EDITO : La cure de maturité européenne prend du temps

Par Cesco publié le 08 Nov 2019

A vouloir parfois observer le verre à moitié plein, on en oublierait presque certains fondamentaux. La Serie A au fond du trou ces dernières années semble remonter la pente et attire à nouveau. Malheureusement, cette cure de jouvence prend du temps en Europe. Trop de temps. Et certains trainent un peu des pieds.

Des difficultés de gestion, on en a vu dans les clubs italiens, et encore maintenant, à commencer par le Milan AC, désormais parodie à lui tout seul de la gestion « made in Italy » avec pourtant un propriétaire américain. Si les déboires des rossoneri me rendent nostalgique de leurs plus belles années, ils ont dans leur sillage un beau troupeau de mauvais élèves, ou du moins, d’élèves moyens qui ne donnent pas de signes de progression.

Le Napoli d’abord. Jamais aussi proche du scudetto il y a 2 ans, il en semble tellement loin. Mieux en Europe, la gestion du club récente avec l’affaire de la mise au vert, montre toutes les lacunes encore que peut posséder un club qui se voudrait grand dans peu de temps, mais qui ne souhaite pas réaliser les efforts nécessaires. La relation Sarri/De Laurentiis dégradée qui a abouti à un départ, l’arrivée d’un Ancelotti en vacances depuis 1 an, les manques sur le mercato, la direction sportive douteuse et un président un peu fou qui préfère se concentrer sur son conflit avec le Maire de Naples en donnant de temps quelques coups d’autorité mal placée n’arrangent rien. Quid de Lozano ? 55 millions (avec les bonus) pour un ailier gauche de formation alors qu’Ancelotti joue de plus en plus en 4-4-2 ? Compliqué d’espérer un vent nouveau et un cap de franchi sur Naples tant le club semble entamer une régression depuis le départ de Sarri.

Les clubs romains également méritent un bon coup de fouet. Si l’AS Roma s’est sabordée l’année passée avec un Monchi sous Xanax et un Di Francesco qui a du essuyer les plâtres injustemment, cette saison, le club repart et reconstruit.
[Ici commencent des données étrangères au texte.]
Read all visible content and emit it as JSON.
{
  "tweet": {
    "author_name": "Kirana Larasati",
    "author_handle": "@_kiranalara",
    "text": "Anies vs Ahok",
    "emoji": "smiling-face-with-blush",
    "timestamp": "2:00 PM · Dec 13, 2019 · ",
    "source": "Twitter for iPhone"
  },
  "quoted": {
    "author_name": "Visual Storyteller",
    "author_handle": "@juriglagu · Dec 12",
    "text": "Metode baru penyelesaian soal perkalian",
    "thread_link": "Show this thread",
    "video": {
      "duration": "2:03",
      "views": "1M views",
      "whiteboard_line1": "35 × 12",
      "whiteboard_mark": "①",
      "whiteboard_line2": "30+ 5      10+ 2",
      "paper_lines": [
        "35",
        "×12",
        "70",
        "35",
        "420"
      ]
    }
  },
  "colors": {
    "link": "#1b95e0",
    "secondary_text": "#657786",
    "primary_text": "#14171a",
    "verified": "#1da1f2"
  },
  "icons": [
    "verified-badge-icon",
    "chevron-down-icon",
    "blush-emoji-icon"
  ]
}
Sauf que dans toute bonne construction, il faut aller au bout. A Trigoria on n’en est pas encore capable. Par contre détruire les histoires Totti ou De Rossi semble plus à portée. Cette demi-finale de Champions League atteinte semblait être l’apogée d’un projet. Et pourtant, à part un bonzaï, la Roma, une des principales concurrentes de la Juventus et de l’Inter dans les années post-calciopoli, n’a ramené que très peu de choses dans son armoire à trophée.

Pour la Lazio, Lotito et Inzaghi ne sont pas d’accord et on s’habitue de leurs histoires en pré-saison. C’est un fait, mais est-ce qu’on aura le droit à autre chose que cette bouillie de football en Europa League de la part d’un effectif qui est bien supérieur à Cluj, le Celtic ou Rennes ? L’Italie mérite mieux.

Si la Juventus continue son bonhomme de chemin, l’Inter sa mue et l’Atalanta sa progression, l’Italie aurait bien eu besoin d’un Napoli, une Roma et une Lazio au niveau ces derniers temps pour prendre le relais. Malheureusement il semble impossible de trop en demander à un club au sein de la botte. Une bonne gestion sportive, ce serait ne pas respecter les traditions d’un pays habitué à regarder dans sa boite à souvenirs en se gargarisant de hauts-faits maintenant devenus très poussiéreux.